There are some studies however, that show the exact opposite. They show that e-cigarettes are dangerous for the oral health of the people that use them. One of those studies was published in the PLOS One journal, and it asserted that their vapor contains nanoparticles that are extremely dangerous for the upper layer of the skin cells in the mouth.
Dr. Shen Hu and his colleagues were examining the impact that the vapor from the e-cigarettes has on our cells. They took examples of the cells in the oral cavity, or to be more specific, from the part of the mouth that is behind the teeth and gums.
Later, they used a device which copies the use of an electronic cigarette, and analyzed the vapor. They found that there is a concentration of particles.
Their discovery left them with their jaws dropped.
It turned out that the vapor that comes out of the electronic cigarettes, eliminates more than 85% of the cells in the mouth!
The researchers also found out that the vapor included metal, silica and some carbon nanoparticles. The amount of the particles depended on the flavor of the vapor and the brand that produced it.
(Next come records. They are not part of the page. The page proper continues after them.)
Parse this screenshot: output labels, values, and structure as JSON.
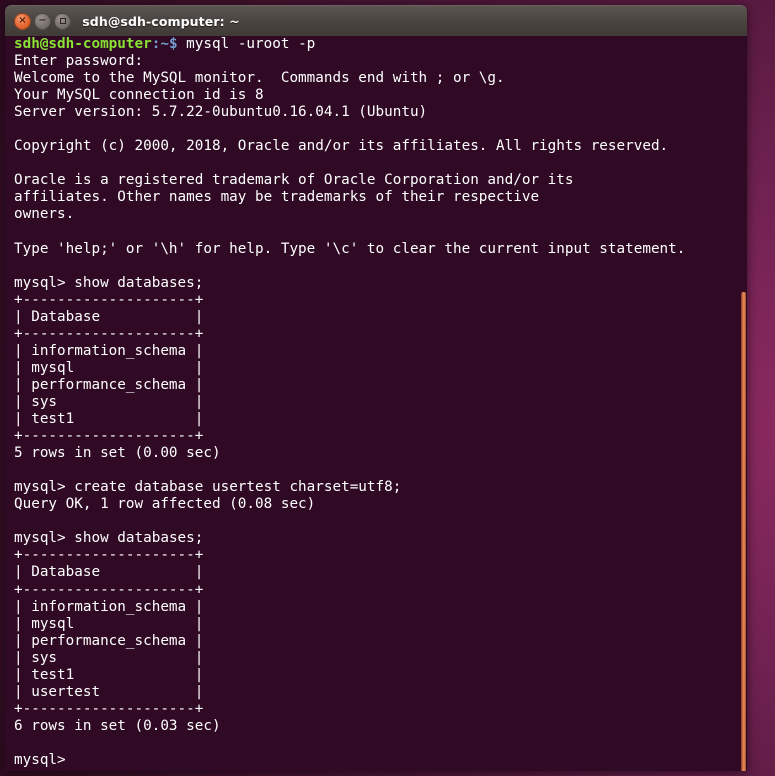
{
  "window": {
    "title": "sdh@sdh-computer: ~",
    "controls": {
      "close": "×",
      "minimize": "−",
      "maximize": "□"
    }
  },
  "colors": {
    "terminal_background": "#300a24",
    "prompt_user_host": "#8ae234",
    "prompt_path": "#729fcf",
    "foreground": "#ffffff",
    "titlebar": "#4b4541",
    "close_button": "#e9703c",
    "scrollbar_thumb": "#d4714a"
  },
  "terminal": {
    "shell_prompt": {
      "user_host": "sdh@sdh-computer",
      "path_sym": ":~$"
    },
    "mysql_prompt": "mysql>",
    "lines": [
      {
        "type": "shell-command",
        "user_host": "sdh@sdh-computer",
        "path_sym": ":~$",
        "command": " mysql -uroot -p"
      },
      {
        "type": "output",
        "text": "Enter password:"
      },
      {
        "type": "output",
        "text": "Welcome to the MySQL monitor.  Commands end with ; or \\g."
      },
      {
        "type": "output",
        "text": "Your MySQL connection id is 8"
      },
      {
        "type": "output",
        "text": "Server version: 5.7.22-0ubuntu0.16.04.1 (Ubuntu)"
      },
      {
        "type": "output",
        "text": ""
      },
      {
        "type": "output",
        "text": "Copyright (c) 2000, 2018, Oracle and/or its affiliates. All rights reserved."
      },
      {
        "type": "output",
        "text": ""
      },
      {
        "type": "output",
        "text": "Oracle is a registered trademark of Oracle Corporation and/or its"
      },
      {
        "type": "output",
        "text": "affiliates. Other names may be trademarks of their respective"
      },
      {
        "type": "output",
        "text": "owners."
      },
      {
        "type": "output",
        "text": ""
      },
      {
        "type": "output",
        "text": "Type 'help;' or '\\h' for help. Type '\\c' to clear the current input statement."
      },
      {
        "type": "output",
        "text": ""
      },
      {
        "type": "mysql-command",
        "prompt": "mysql>",
        "command": " show databases;"
      },
      {
        "type": "output",
        "text": "+--------------------+"
      },
      {
        "type": "output",
        "text": "| Database           |"
      },
      {
        "type": "output",
        "text": "+--------------------+"
      },
      {
        "type": "output",
        "text": "| information_schema |"
      },
      {
        "type": "output",
        "text": "| mysql              |"
      },
      {
        "type": "output",
        "text": "| performance_schema |"
      },
      {
        "type": "output",
        "text": "| sys                |"
      },
      {
        "type": "output",
        "text": "| test1              |"
      },
      {
        "type": "output",
        "text": "+--------------------+"
      },
      {
        "type": "output",
        "text": "5 rows in set (0.00 sec)"
      },
      {
        "type": "output",
        "text": ""
      },
      {
        "type": "mysql-command",
        "prompt": "mysql>",
        "command": " create database usertest charset=utf8;"
      },
      {
        "type": "output",
        "text": "Query OK, 1 row affected (0.08 sec)"
      },
      {
        "type": "output",
        "text": ""
      },
      {
        "type": "mysql-command",
        "prompt": "mysql>",
        "command": " show databases;"
      },
      {
        "type": "output",
        "text": "+--------------------+"
      },
      {
        "type": "output",
        "text": "| Database           |"
      },
      {
        "type": "output",
        "text": "+--------------------+"
      },
      {
        "type": "output",
        "text": "| information_schema |"
      },
      {
        "type": "output",
        "text": "| mysql              |"
      },
      {
        "type": "output",
        "text": "| performance_schema |"
      },
      {
        "type": "output",
        "text": "| sys                |"
      },
      {
        "type": "output",
        "text": "| test1              |"
      },
      {
        "type": "output",
        "text": "| usertest           |"
      },
      {
        "type": "output",
        "text": "+--------------------+"
      },
      {
        "type": "output",
        "text": "6 rows in set (0.03 sec)"
      },
      {
        "type": "output",
        "text": ""
      },
      {
        "type": "mysql-command",
        "prompt": "mysql>",
        "command": ""
      }
    ],
    "databases_before": [
      "information_schema",
      "mysql",
      "performance_schema",
      "sys",
      "test1"
    ],
    "databases_after": [
      "information_schema",
      "mysql",
      "performance_schema",
      "sys",
      "test1",
      "usertest"
    ],
    "result_before": "5 rows in set (0.00 sec)",
    "result_after": "6 rows in set (0.03 sec)",
    "create_result": "Query OK, 1 row affected (0.08 sec)"
  }
}
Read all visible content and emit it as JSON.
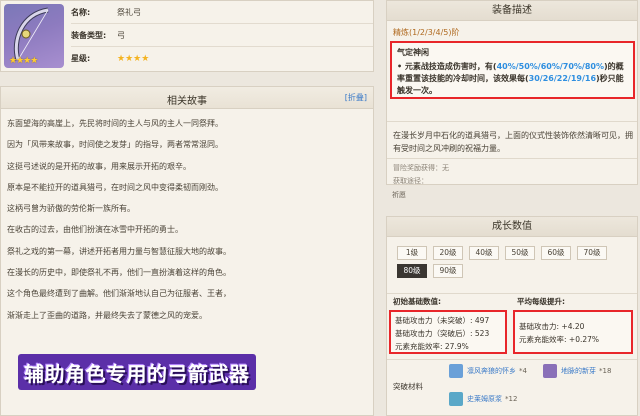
{
  "item": {
    "name_label": "名称:",
    "name_value": "祭礼弓",
    "type_label": "装备类型:",
    "type_value": "弓",
    "rarity_label": "星级:",
    "rarity_stars": "★★★★",
    "thumb_stars": "★★★★"
  },
  "story": {
    "title": "相关故事",
    "fold": "[折叠]",
    "lines": [
      "东面望海的高崖上，先民将时间的主人与风的主人一同祭拜。",
      "因为「风带来故事，时间使之发芽」的指导，两者常常混同。",
      "这挺弓述说的是开拓的故事，用来展示开拓的艰辛。",
      "原本是不能拉开的道具猎弓，在时间之风中变得柔韧而刚劲。",
      "这柄弓曾为骄傲的劳伦斯一族所有。",
      "在收古的过去，由他们扮演在冰雪中开拓的勇士。",
      "祭礼之戏的第一幕，讲述开拓者用力量与智慧征服大地的故事。",
      "在漫长的历史中，即使祭礼不再，他们一直扮演着这样的角色。",
      "这个角色最终遭到了曲解。他们渐渐地认自己为征服者、王者，",
      "渐渐走上了歪曲的道路，并最终失去了蒙德之风的宠爱。"
    ]
  },
  "banner": {
    "text": "辅助角色专用的弓箭武器"
  },
  "description": {
    "title": "装备描述",
    "refine": "精炼(1/2/3/4/5)阶",
    "effect_name": "气定神闲",
    "effect_pre": "• 元素战技造成伤害时，有(",
    "effect_pct": "40%/50%/60%/70%/80%",
    "effect_mid": ")的概率重置该技能的冷却时间，该效果每(",
    "effect_cd": "30/26/22/19/16",
    "effect_post": ")秒只能触发一次。",
    "story": "在漫长岁月中石化的道具猎弓，上面的仪式性装饰依然清晰可见，拥有受时间之风冲刷的祝福力量。",
    "source_label": "冒险奖励获得：无",
    "obtain_label": "获取途径：",
    "obtain_value": "祈愿"
  },
  "growth": {
    "title": "成长数值",
    "levels": [
      "1级",
      "20级",
      "40级",
      "50级",
      "60级",
      "70级",
      "80级",
      "90级"
    ],
    "active_level": "80级",
    "base_head": "初始基础数值:",
    "avg_head": "平均每级提升:",
    "base_lines": [
      "基础攻击力（未突破）: 497",
      "基础攻击力（突破后）: 523",
      "元素充能效率: 27.9%"
    ],
    "avg_lines": [
      "基础攻击力: +4.20",
      "元素充能效率: +0.27%"
    ],
    "materials_label": "突破材料",
    "materials": [
      {
        "name": "凛风奔狼的怀乡",
        "count": "*4",
        "color": "#6aa0d8"
      },
      {
        "name": "地脉的新芽",
        "count": "*18",
        "color": "#8a70b8"
      },
      {
        "name": "史莱姆原浆",
        "count": "*12",
        "color": "#5aa8c8"
      }
    ]
  }
}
The vapor lowers the levels of glutathione, which is an antioxidant responsible for the protection of the cells. These researches are considered to be very important for the general health of the people, even more so because e-cigarettes are getting more popular by the day.
The CDC released numbers which showed that the usage of electronic cigarettes has doubled between the period of 2011 and 2012. They are mostly used by the students in high school.
You should be aware of the health risks that e-cigarettes pose!
Electronic cigarettes contain nanoparticles, which in turn contain some dangerous chemicals that can worsen your oral health. The fact that they are more and more popular does not mean that they are healthy, and the manufactures need to notify the public that their products contain some dangerous chemicals that damage their oral epithelial cells.
Dr. Hu and his team will continue their research in order to inform the public of the danger that e-cigarettes pose to their health.